Creating a Life Sciences and Medical Technology Powerhouse is already well underway in North-East London. Never-the-less, in the long run we will be judged by whether we have made a transformative difference to the lives of the people who live here – improving health outcomes, reducing health inequalities and raising economic prosperity.

Our endeavours support the national imperative, but they also support London with its own developing Growth Plan. From a Life Sciences perspective, London has some enviable assets such as world-renowned healthcare providers, globally-leading universities, house-hold name innovative industries, not to mention the huge diversity of our population. Never-the-less Life Sciences currently faces skills shortages, a lack of high-quality real estate, challenges with investment capital, as well as ever-increasing global competitiveness. Our Trust will continue to work in partnership with those across London, such as MedCity, to help deliver the health and shared prosperity for all Londoners.

What are the challenges you foresee in delivering the Government’s ambition and how might these be overcome?

NHS capital investment will be a real challenge. We already have a significant capital shortfall at Barts Health and what we do have is prioritised on essential equipment and maintenance. To really transform healthcare, we will need up-front investment – which will undoubtedly deliver a return on investment in future years.

The NHS workforce shortage also constrains our capacity to accelerate change. For example, given the scarcity of some specialty roles, we find ourselves competing with other NHS Trusts – and the private sector – for these people. We know that there is a longer-term workforce plan, but it will take time to train these individuals. As another example, a greater number of staff will be required to boost our ability to trial and operationalise new innovations safely and at scale.

Meeting future demand is also a challenge. North-East London is the fastest growing area in the Country, with our population scheduled to grow 15% in the next 15 years, adding extra demand on our front-line services. The demographic change means we will simultaneously experience an increase in younger people as well as older patients, meaning increased demand for example for both children services as well as services supporting long-term conditions.

We will also need to find a balance between, on the one-hand, keeping a focus on shorter-term priorities such as waiting lists, urgent and emergency care, and financial sustainability, versus on the other-hand, delivering strategic, longer-term transformations that are discussed earlier.

Finally, to truly transform healthcare we need to have a whole system approach, centred around the patient, to provide the right care in the right setting.

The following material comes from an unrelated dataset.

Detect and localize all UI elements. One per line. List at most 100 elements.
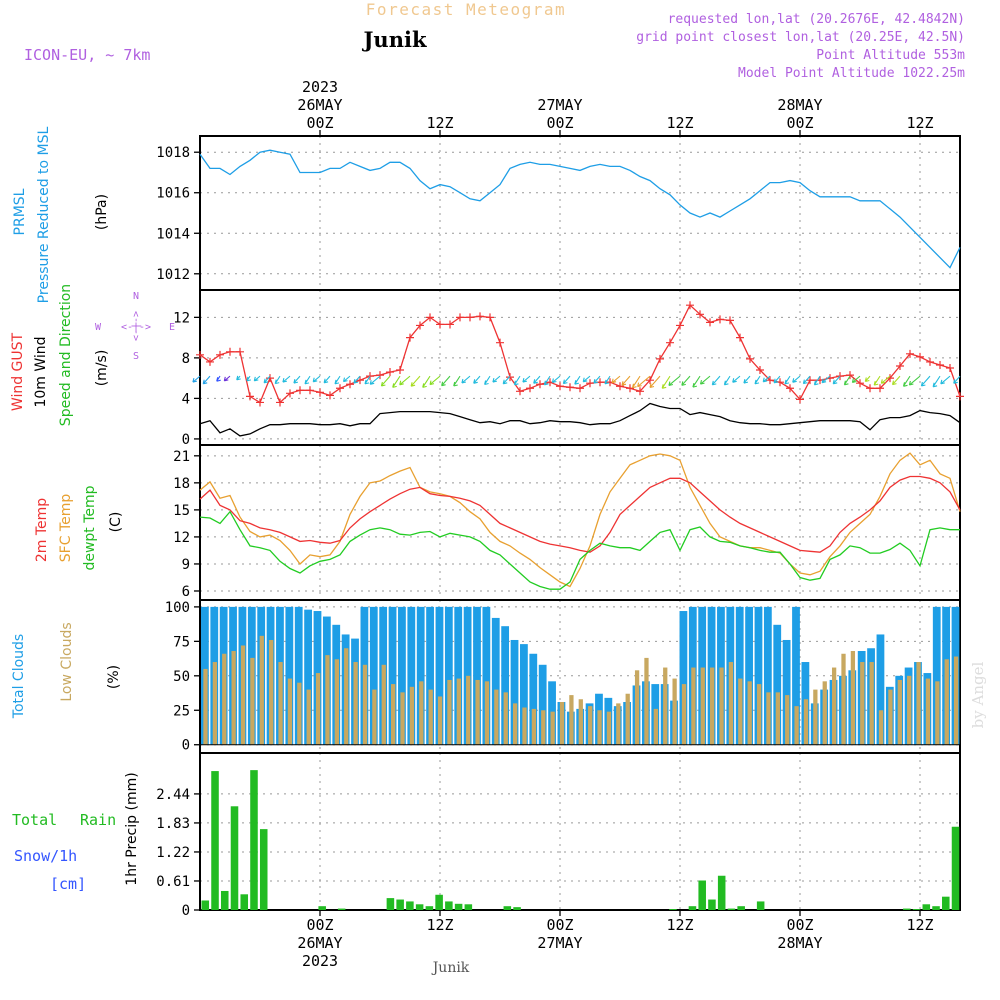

All of us need to be pulling in the same direction otherwise we will create further fragmentation in provision, which will have a detrimental effect on patients.

 

About the author

Shane was a physiotherapist in his native Australia, working clinically and managerially in public hospitals and private practice in Adelaide. He came to the UK in 1996 where he obtained a MSc in improvement methodology. He was part of the NHS London Next Generation Chief Executive programme and held several executive director posts at Board level, including at Epsom and St Helier University Hospitals NHS Trust and Barnet and Chase Farm Hospitals NHS Trust.

Shane was CEO of Hillingdon Hospitals NHS Foundation Trust and was deputy CEO at Barts Health for four years, leading on the operational performance of the five-strong hospital group. Shane took up the Group CEO role on 1 August 2022, becoming the accountable officer for both Barts Health and Barking Havering and Redbridge Hospital Trusts.